#DeleteMonday with The Stoop

Menaka Raman

Where do you get your podcast recommendations from? Friends? The New and Noteworthy section of your podcast app? Your Twitter feed? All three? I’ve been using The New York Times Podcast Club on Facebook as a sort of podcast speed dating space. I log in, give myself 10 minutes, scroll up and down looking at recommendations and then hop on to Spotify to listen to the latest episode in the feed for a few minutes before deciding whether I want to commit or not.

This week, I came across The Stoop, a Radiotopia podcast.

I found the very premise of the episode intriguing, but what drew me in was the song at the start of the episode — Miss Mary Mack — a clapping song from my childhood that I had all but forgotten. They had me at the third Mack.

But what made me stay on was the easy banter between the hosts and then the beautiful line-up of guests, how they talk about the sounds they associated with their identity, and the memories associated with them. Timberland shoes on basketball courts, the sound of grease as it sizzles on the skillet, the whirring of insects in summer, hums, and the verbal tics and sounds associated with family — I loved hearing David Oloweyo talk like his Nigerian family members.

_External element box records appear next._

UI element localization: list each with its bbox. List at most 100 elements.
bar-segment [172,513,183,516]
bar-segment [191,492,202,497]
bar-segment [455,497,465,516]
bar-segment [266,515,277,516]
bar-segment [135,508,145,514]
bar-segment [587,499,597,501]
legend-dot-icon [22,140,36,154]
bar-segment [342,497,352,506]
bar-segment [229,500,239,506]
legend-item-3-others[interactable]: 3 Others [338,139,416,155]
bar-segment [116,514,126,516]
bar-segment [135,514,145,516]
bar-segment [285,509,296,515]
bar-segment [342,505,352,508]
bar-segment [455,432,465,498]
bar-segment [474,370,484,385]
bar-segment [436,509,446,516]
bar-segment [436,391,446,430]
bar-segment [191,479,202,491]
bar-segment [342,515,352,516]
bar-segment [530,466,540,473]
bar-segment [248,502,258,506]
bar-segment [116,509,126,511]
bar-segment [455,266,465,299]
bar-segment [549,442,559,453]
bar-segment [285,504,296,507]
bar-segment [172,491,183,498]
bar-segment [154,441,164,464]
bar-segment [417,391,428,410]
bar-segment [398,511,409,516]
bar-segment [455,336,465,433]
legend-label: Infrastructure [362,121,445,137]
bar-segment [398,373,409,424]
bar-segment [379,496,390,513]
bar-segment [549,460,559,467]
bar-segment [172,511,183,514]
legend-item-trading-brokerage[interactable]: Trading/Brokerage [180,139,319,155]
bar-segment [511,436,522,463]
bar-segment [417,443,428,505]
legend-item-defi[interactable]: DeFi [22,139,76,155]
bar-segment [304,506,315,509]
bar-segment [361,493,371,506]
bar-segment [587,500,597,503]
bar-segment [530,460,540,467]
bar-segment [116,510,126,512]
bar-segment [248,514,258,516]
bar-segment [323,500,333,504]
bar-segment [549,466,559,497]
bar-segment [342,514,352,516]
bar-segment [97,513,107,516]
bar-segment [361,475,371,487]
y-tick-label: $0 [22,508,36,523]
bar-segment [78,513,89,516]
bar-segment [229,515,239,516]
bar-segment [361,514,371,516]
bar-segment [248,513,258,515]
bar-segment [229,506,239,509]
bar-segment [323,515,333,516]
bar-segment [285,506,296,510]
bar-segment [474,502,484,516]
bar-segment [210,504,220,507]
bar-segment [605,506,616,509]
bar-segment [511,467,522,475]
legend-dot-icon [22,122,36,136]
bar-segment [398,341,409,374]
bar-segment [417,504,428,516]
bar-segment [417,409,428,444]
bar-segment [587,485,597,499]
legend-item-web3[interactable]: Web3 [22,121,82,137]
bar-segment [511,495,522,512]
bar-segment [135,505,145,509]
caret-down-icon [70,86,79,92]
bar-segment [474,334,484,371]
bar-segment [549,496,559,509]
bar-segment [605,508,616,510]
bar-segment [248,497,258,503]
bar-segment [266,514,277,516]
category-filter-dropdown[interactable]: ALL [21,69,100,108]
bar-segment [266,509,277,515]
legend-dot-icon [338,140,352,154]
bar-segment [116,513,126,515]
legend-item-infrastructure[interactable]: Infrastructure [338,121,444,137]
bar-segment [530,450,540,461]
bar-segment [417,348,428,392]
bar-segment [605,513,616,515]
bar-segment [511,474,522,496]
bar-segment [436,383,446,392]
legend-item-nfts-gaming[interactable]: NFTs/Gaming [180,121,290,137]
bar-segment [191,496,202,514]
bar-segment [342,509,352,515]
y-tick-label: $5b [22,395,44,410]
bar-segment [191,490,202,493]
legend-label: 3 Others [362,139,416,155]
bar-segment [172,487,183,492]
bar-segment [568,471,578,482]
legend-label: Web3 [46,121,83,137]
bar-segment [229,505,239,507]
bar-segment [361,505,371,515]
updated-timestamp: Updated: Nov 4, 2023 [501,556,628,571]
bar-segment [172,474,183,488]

My podcast tastes of the last year have been largely a mix of how to get things done, self-care, writers on writing interviews, and the odd short story podcast. These tend to often be spare in terms of additional sounds. But I realise how much I love sound-rich podcasts that take you into intimate worlds. I find my body relax, my mind tune out all the other noise around me and I sink to the sound of grease sizzling on a skillet.